Search code examples
stringbatch-fileexpressionfindstr

Using findstr with regular expressions to search sections of a string


I have created code which loops through each line of files.txt and identifies if the file is car, boat or neither and stores this information into SendType.txt. This is accomplished by using the findstr command and searching through the list of boat.txt and car.txt. Essentially the way the code is designed, it will take the first line of files.txt and see if it can find the string in car.txt (if so car is output to SendType.txt) if not it will search for the string in boat.txt (if the string is found in boat.txt, boat is output to SendType.txt), and if the string is not found in either car.txt or boat.txt, then the text neither is output to SendType.txt

Right now the code searches for the entire string line. Each string is similar to 11111_2222-22_2010-09-09_10-24-20.zip (11111=ID, 2222-22=model, 2010-09-09=date, 10-24-20=transaction ID).

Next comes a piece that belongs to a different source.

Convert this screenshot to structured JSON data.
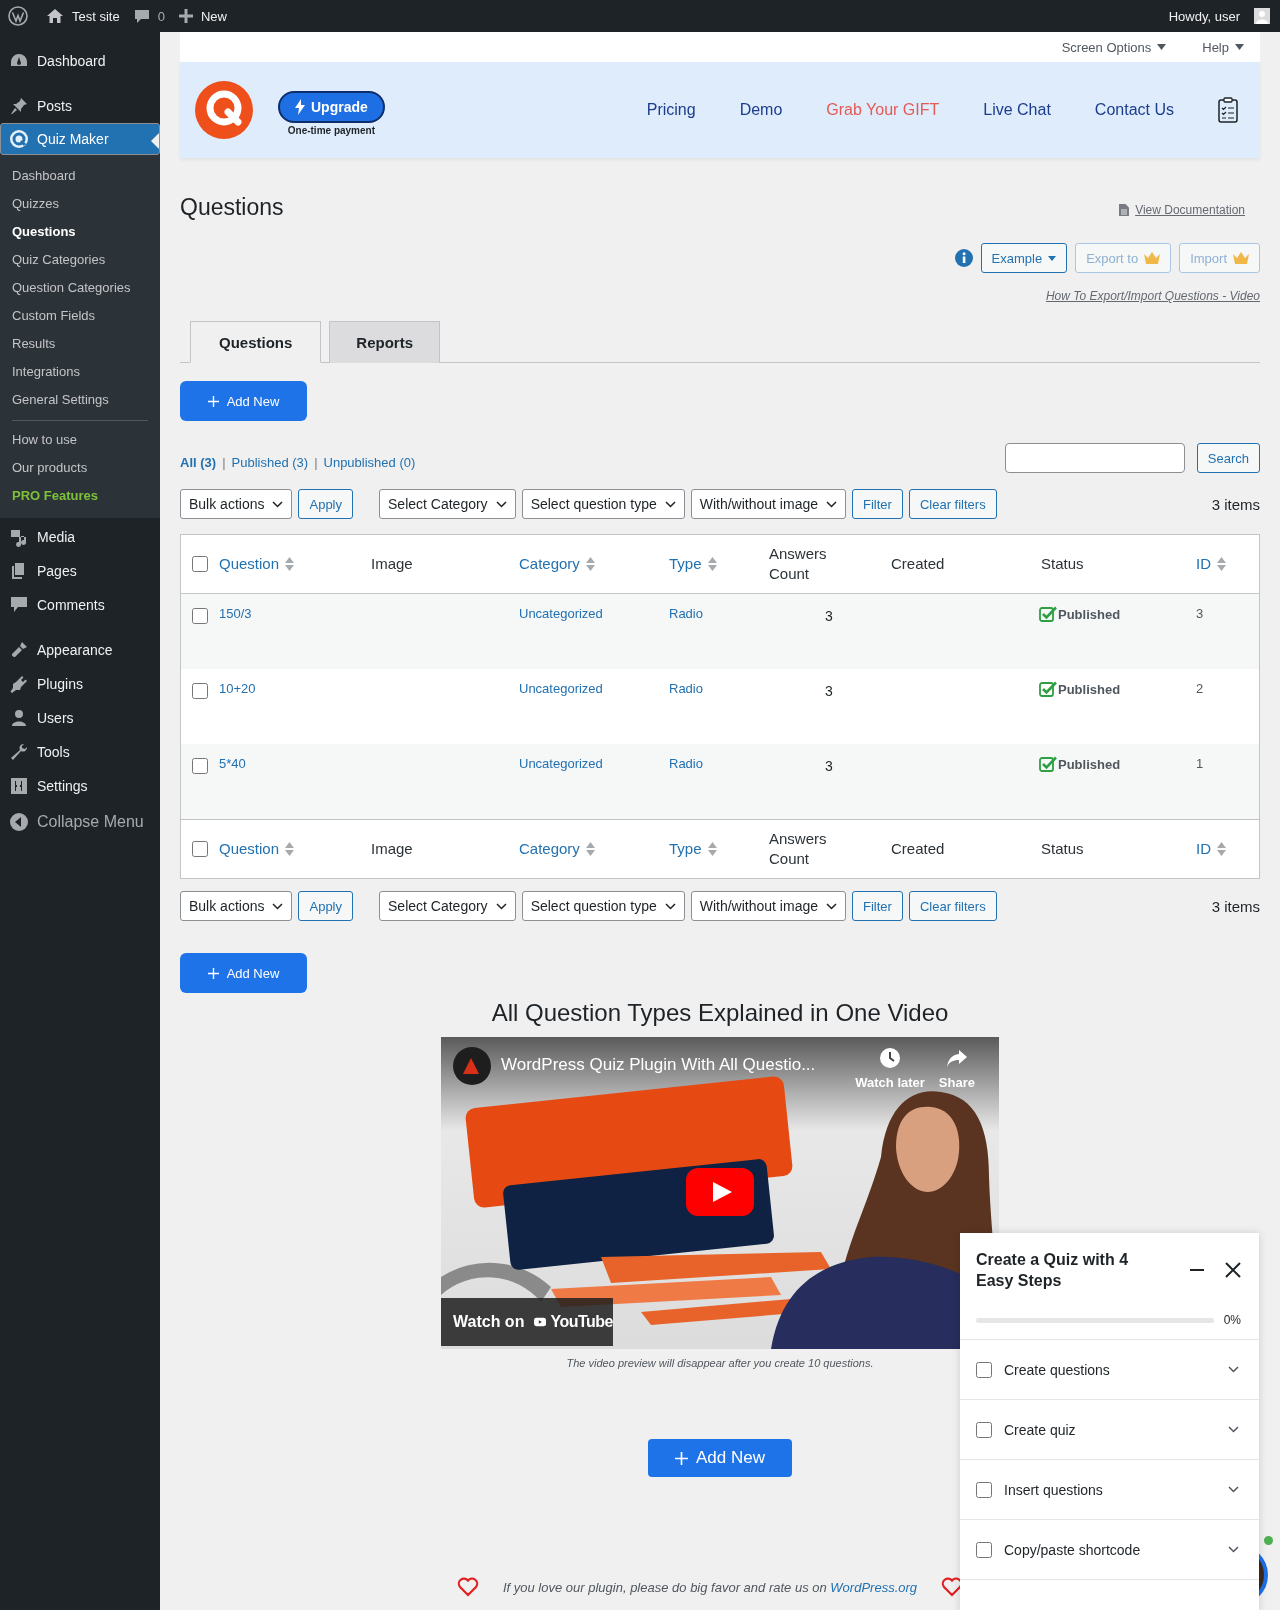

I would like to replace my current findstr line, which searches the entire line, to search for the entire string EXCEPT the date portion. I have attached my code below for reference along with some examples of the files being input. Thanks in advance!

@echo off
FOR /F %%a in (files.txt) do (
findstr %%a car.txt
if errorlevel 1 (
findstr %%a boat.txt
    if errorlevel 1 (
    echo neither >>SendType.txt
) else (
    echo boat >>SendType.txt
)
) else (
    echo car >>SendType.txt
)
)

car.txt
11111_2222-22_2010-09-09_10-24-20.zip
11112_2222-11_2011-11-09_10-24-25.zip

boat.txt
11122_1111-22_2012-04-09_11-29-56.zip
11144_3333-11_2011-12-22_06-29-66.zip

files.txt
11122_1111-22_2000-01-01_11-29-56.zip
11144_3333-11_2000-01-01_06-29-66.zip
11155_1212-12_2000-01-01_11-19-69.zip
11111_2222-22_2000-01-01_10-24-20.zip
11112_2222-11_2000-01-01_10-24-25.zip
12345_2233-12_2000-01-01_07-27-44.zip

DESIRED OUTPUT:

SendType.txt
boat
boat
neither
car
car
neither

UPDATE 10/15 3:00 PM The current approach using dbenham's code and the parsing technique is as follows:

@echo off    
>SendType.txt (  
for /f "tokens=1,2,3,4 delims=_" %%a in (filenames.txt) do (    
findstr /c:"%%a_%%b_%%d" sneakernet.txt >nul && (echo sneakernet) || (      
findstr /c:"%%a_%%b_%%d" devmed.txt >nul && (echo devmed) || echo tanto   
       ) 
    )
)

Solution

  • If the format of the IDs is fixed with two _ that precede the date, then the solution is easy: simply use FOR /F to parse the values.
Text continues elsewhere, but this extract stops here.